Katya Hudson is a Ukrainian-British curator and writer who explores the intersections between contemporary art and its political, geographic, and historical contexts.

Previously, she has worked with Basel Social Club, contributing to curatorial research, production, and artist support. She has also worked with Fitzpatrick Gallery on exhibitions across historic sites. She is the author of You Will Feel it in the Price of Bread (Muswell Press, 2022).  Currently, she is undertaking an MA in Writing at the Royal College of Art. 

@katyahudson

www.katyahudson.co.uk

In October 2025, the pair launched their curatorial project Racecar with an eponymouse exhibition and performance in London. 


Mirrors that eat us

Curated by Connie Ashford and Katya Hudson

Text by Co-curators

The spectacle aims at nothing other than itself.  

Guy Debord, The Society of the Spectacle, 1967

"Mirror, mirror on the wall, who is the fairest one of all?"

— Wicked Queen, Snow White,  Disney, 1937

Racecar is proud to present Mirrors that eat us with works by Gem Bryant, Tegan Chinogurei, Kate Hardy, Kirsty Harris, Jeremy Hutchison, Kumbirai Makumbe, Aylin Leipold, Aimée Lyon, Iman Samuels, and Babette Whiting.

How often are we forced to face some form of our reflection? Scientists suggest that we might see ourselves from eight to eighty times on any given day. If we begin to consider the front-facing camera, the photos, and the social media accounts, how much higher is that number? What about the self-help books, podcasts, and blog posts which encourage some form of introspection, to reflect? The number doubles, triples and quadruples,  like a funhouse mirror room, reflecting an innumerable number of potential “I”. These are the mirrors that eat us.  

There exists, of course, the "artist myth": a collection of romanticised, damaging stereotypes,  the "tortured genius", which frames creativity as a solo, innate gift born of suffering. If we are living in the “age of individualism”, what if, rather than reflect, we decided to refract? Refraction is the bending of a wave as it passes from one medium to another, a process not altogether dissimilar from that of the artist, who bends material into meaning.  The studio, then — not the museum or white gallery walls —  is the place of this bending. What then does it mean to exhibit in this architecture?
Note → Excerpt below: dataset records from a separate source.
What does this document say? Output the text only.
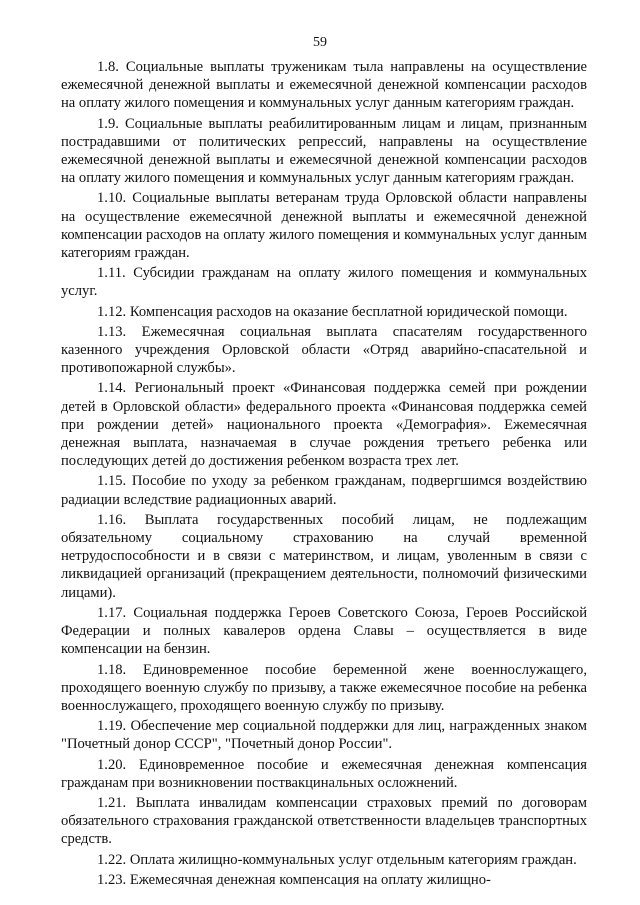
59

1.8. Социальные выплаты труженикам тыла направлены на осуществление ежемесячной денежной выплаты и ежемесячной денежной компенсации расходов на оплату жилого помещения и коммунальных услуг данным категориям граждан.

1.9. Социальные выплаты реабилитированным лицам и лицам, признанным пострадавшими от политических репрессий, направлены на осуществление ежемесячной денежной выплаты и ежемесячной денежной компенсации расходов на оплату жилого помещения и коммунальных услуг данным категориям граждан.

1.10. Социальные выплаты ветеранам труда Орловской области направлены на осуществление ежемесячной денежной выплаты и ежемесячной денежной компенсации расходов на оплату жилого помещения и коммунальных услуг данным категориям граждан.

1.11. Субсидии гражданам на оплату жилого помещения и коммунальных услуг.

1.12. Компенсация расходов на оказание бесплатной юридической помощи.

1.13. Ежемесячная социальная выплата спасателям государственного казенного учреждения Орловской области «Отряд аварийно-спасательной и противопожарной службы».

1.14. Региональный проект «Финансовая поддержка семей при рождении детей в Орловской области» федерального проекта «Финансовая поддержка семей при рождении детей» национального проекта «Демография». Ежемесячная денежная выплата, назначаемая в случае рождения третьего ребенка или последующих детей до достижения ребенком возраста трех лет.

1.15. Пособие по уходу за ребенком гражданам, подвергшимся воздействию радиации вследствие радиационных аварий.

1.16. Выплата государственных пособий лицам, не подлежащим обязательному социальному страхованию на случай временной нетрудоспособности и в связи с материнством, и лицам, уволенным в связи с ликвидацией организаций (прекращением деятельности, полномочий физическими лицами).

1.17. Социальная поддержка Героев Советского Союза, Героев Российской Федерации и полных кавалеров ордена Славы – осуществляется в виде компенсации на бензин.

1.18. Единовременное пособие беременной жене военнослужащего, проходящего военную службу по призыву, а также ежемесячное пособие на ребенка военнослужащего, проходящего военную службу по призыву.

1.19. Обеспечение мер социальной поддержки для лиц, награжденных знаком "Почетный донор СССР", "Почетный донор России".

1.20. Единовременное пособие и ежемесячная денежная компенсация гражданам при возникновении поствакцинальных осложнений.

1.21. Выплата инвалидам компенсации страховых премий по договорам обязательного страхования гражданской ответственности владельцев транспортных средств.

1.22. Оплата жилищно-коммунальных услуг отдельным категориям граждан.

1.23. Ежемесячная денежная компенсация на оплату жилищно-
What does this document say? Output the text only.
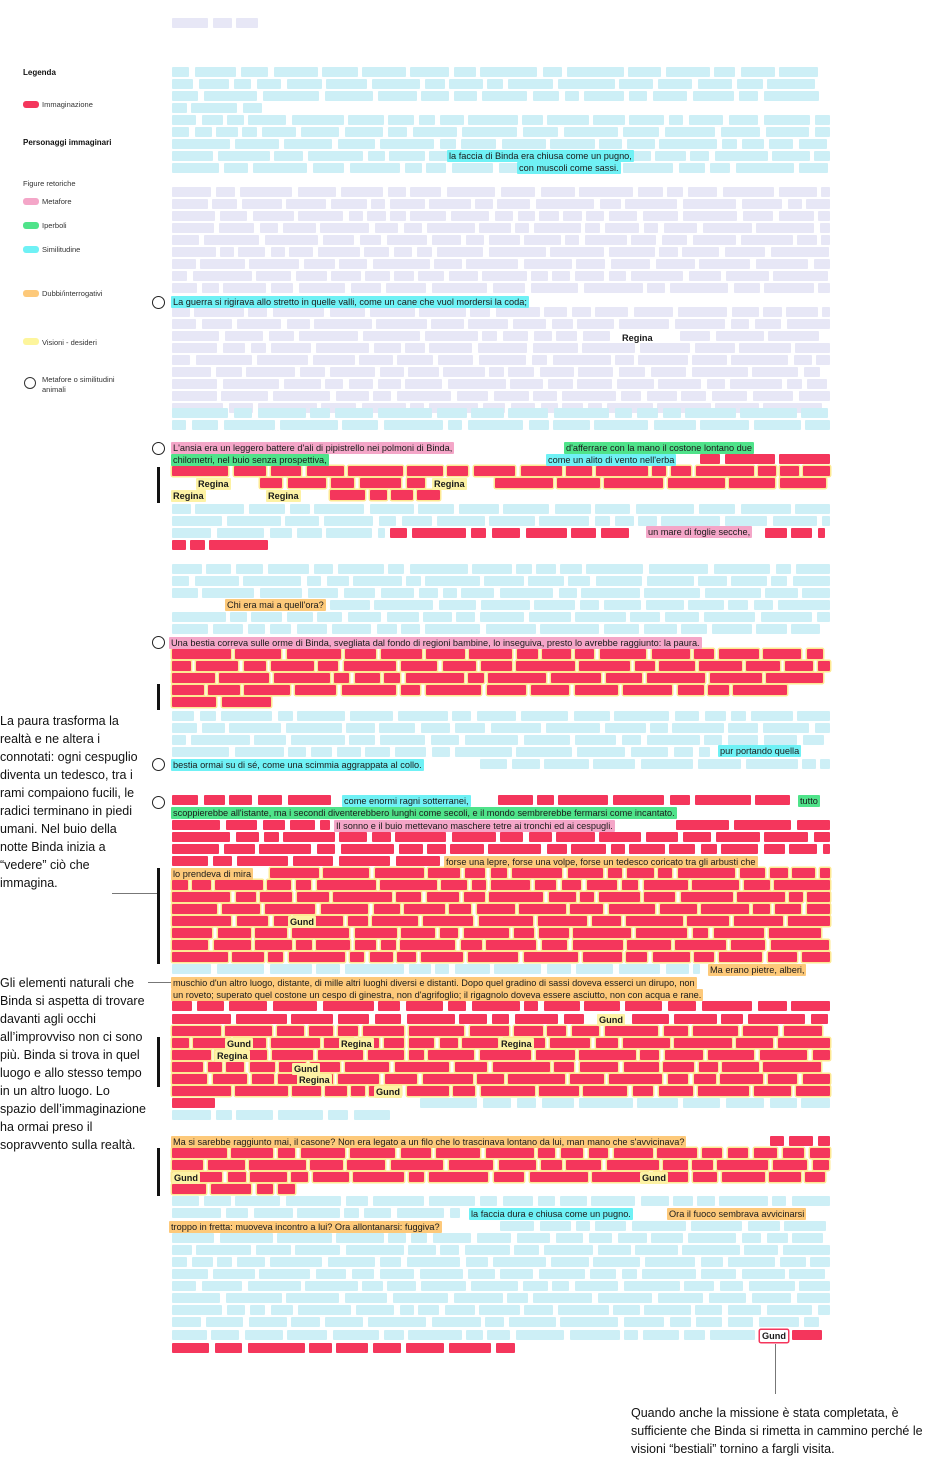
Legenda
Immaginazione
Personaggi immaginari
Figure retoriche
Metafore
Iperboli
Similitudine
Dubbi/interrogativi
Visioni - desideri
Metafore o similitudini animali
La paura trasforma la realtà e ne altera i connotati: ogni cespuglio diventa un tedesco, tra i rami compaiono fucili, le radici terminano in piedi umani. Nel buio della notte Binda inizia a “vedere” ciò che immagina.
Gli elementi naturali che Binda si aspetta di trovare davanti agli occhi all’improvviso non ci sono più. Binda si trova in quel luogo e allo stesso tempo in un altro luogo. Lo spazio dell’immaginazione ha ormai preso il sopravvento sulla realtà.
Quando anche la missione è stata completata, è sufficiente che Binda si rimetta in cammino perché le visioni “bestiali” tornino a fargli visita.
la faccia di Binda era chiusa come un pugno,
con muscoli come sassi.
La guerra si rigirava allo stretto in quelle valli, come un cane che vuol mordersi la coda;
Regina
L'ansia era un leggero battere d'ali di pipistrello nei polmoni di Binda,	d'afferrare con la mano il costone lontano due
chilometri, nel buio senza prospettiva,	come un alito di vento nell'erba
Regina	Regina
Regina	Regina
un mare di foglie secche,
Chi era mai a quell'ora?
Una bestia correva sulle orme di Binda, svegliata dal fondo di regioni bambine, lo inseguiva, presto lo avrebbe raggiunto: la paura.
pur portando quella
bestia ormai su di sé, come una scimmia aggrappata al collo.
come enormi ragni sotterranei,	tutto
scoppierebbe all'istante, ma i secondi diventerebbero lunghi come secoli, e il mondo sembrerebbe fermarsi come incantato.
Il sonno e il buio mettevano maschere tetre ai tronchi ed ai cespugli.
forse una lepre, forse una volpe, forse un tedesco coricato tra gli arbusti che
lo prendeva di mira
Gund
Ma erano pietre, alberi,
muschio d'un altro luogo, distante, di mille altri luoghi diversi e distanti. Dopo quel gradino di sassi doveva esserci un dirupo, non
un roveto; superato quel costone un cespo di ginestra, non d'agrifoglio; il rigagnolo doveva essere asciutto, non con acqua e rane.
Gund
Gund	Regina	Regina
Regina
Gund
Regina
Gund
Ma si sarebbe raggiunto mai, il casone? Non era legato a un filo che lo trascinava lontano da lui, man mano che s'avvicinava?
Gund	Gund
la faccia dura e chiusa come un pugno.	Ora il fuoco sembrava avvicinarsi
troppo in fretta: muoveva incontro a lui? Ora allontanarsi: fuggiva?
Gund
Set in Chisenhale Studio 4,  Mirrors that eat us brings together eleven artists who work across collage, sculpture, oil painting, and found objects. Here, it is the artist who becomes the “myth-maker” – bending the world to examine alternative possibilities of looking. While oscillating between the archival and paraficticious, included works carry a recognisable methodological/mythological framework, to probe presupposed norms, interrogate cultural narratives, and reinterpret supposedly mundane human experiences.